Coco Crisp gave the Indians their first two runs with a two-run home run in the second inning off of starter Buck Farmer. The Tigers would promptly tie the game on a two-run homer by J.D. Martinez in the bottom half of the inning.

In the fifth, an RBI double by Jason Kipnis and a sacrifice fly by Mike Napoli put the Tribe back on top 4-2. The Tigers answered once again with a Miguel Cabrera RBI single in the bottom half to make it 4-3.

Roberto Perez homered for the Indians in the top of the top of the seventh, and Cabrera answered with another RBI single in the bottom half to keep it within one run at 5-4.

The Indians tacked on another insurance run in the eighth on three consecutive two-out singles by Crisp, Rajai Davis, and Perez.

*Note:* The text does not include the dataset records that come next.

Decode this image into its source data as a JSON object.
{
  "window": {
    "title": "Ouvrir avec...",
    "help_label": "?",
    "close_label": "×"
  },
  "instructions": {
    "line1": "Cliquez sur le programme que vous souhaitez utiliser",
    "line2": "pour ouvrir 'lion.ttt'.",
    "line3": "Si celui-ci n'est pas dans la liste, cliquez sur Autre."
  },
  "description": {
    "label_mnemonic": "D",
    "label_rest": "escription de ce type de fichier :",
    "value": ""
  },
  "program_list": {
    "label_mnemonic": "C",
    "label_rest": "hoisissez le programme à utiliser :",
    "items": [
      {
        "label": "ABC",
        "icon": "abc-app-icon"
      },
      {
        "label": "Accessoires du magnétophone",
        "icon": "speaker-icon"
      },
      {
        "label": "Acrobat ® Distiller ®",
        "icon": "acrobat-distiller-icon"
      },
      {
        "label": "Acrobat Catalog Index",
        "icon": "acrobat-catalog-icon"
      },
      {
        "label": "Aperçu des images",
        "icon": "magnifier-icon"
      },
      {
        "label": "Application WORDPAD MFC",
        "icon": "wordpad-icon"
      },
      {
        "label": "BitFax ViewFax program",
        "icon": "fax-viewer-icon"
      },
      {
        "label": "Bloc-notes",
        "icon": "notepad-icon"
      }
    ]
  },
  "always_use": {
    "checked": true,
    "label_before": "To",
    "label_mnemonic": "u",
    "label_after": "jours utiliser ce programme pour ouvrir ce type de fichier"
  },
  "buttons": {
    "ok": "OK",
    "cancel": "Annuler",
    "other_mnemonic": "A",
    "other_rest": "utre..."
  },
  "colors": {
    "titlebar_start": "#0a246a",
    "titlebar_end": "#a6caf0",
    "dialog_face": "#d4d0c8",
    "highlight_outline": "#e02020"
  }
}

Carlos Santana then hit what should have been the final out of the eighth inning, but J.D. Martinez botched the catch, allowing the Indians’ seventh run to score.

Cody Allen shut the Tigers down in the bottom of the ninth, protecting the 7-4 lead for his 30th save of the season.

The last time the Indians won the AL Central, their starting lineup featured a 28-year-old Victor Martinez, a 25-year-old Jhonny Peralta, a 24-year-old Grady Sizemore, and a 26-year-old CC Sabathia. It’s been a long time.

The American League playoff picture still isn’t set yet, so the Indians will be intently watching the final week of the season to see who will be their playoff opponent.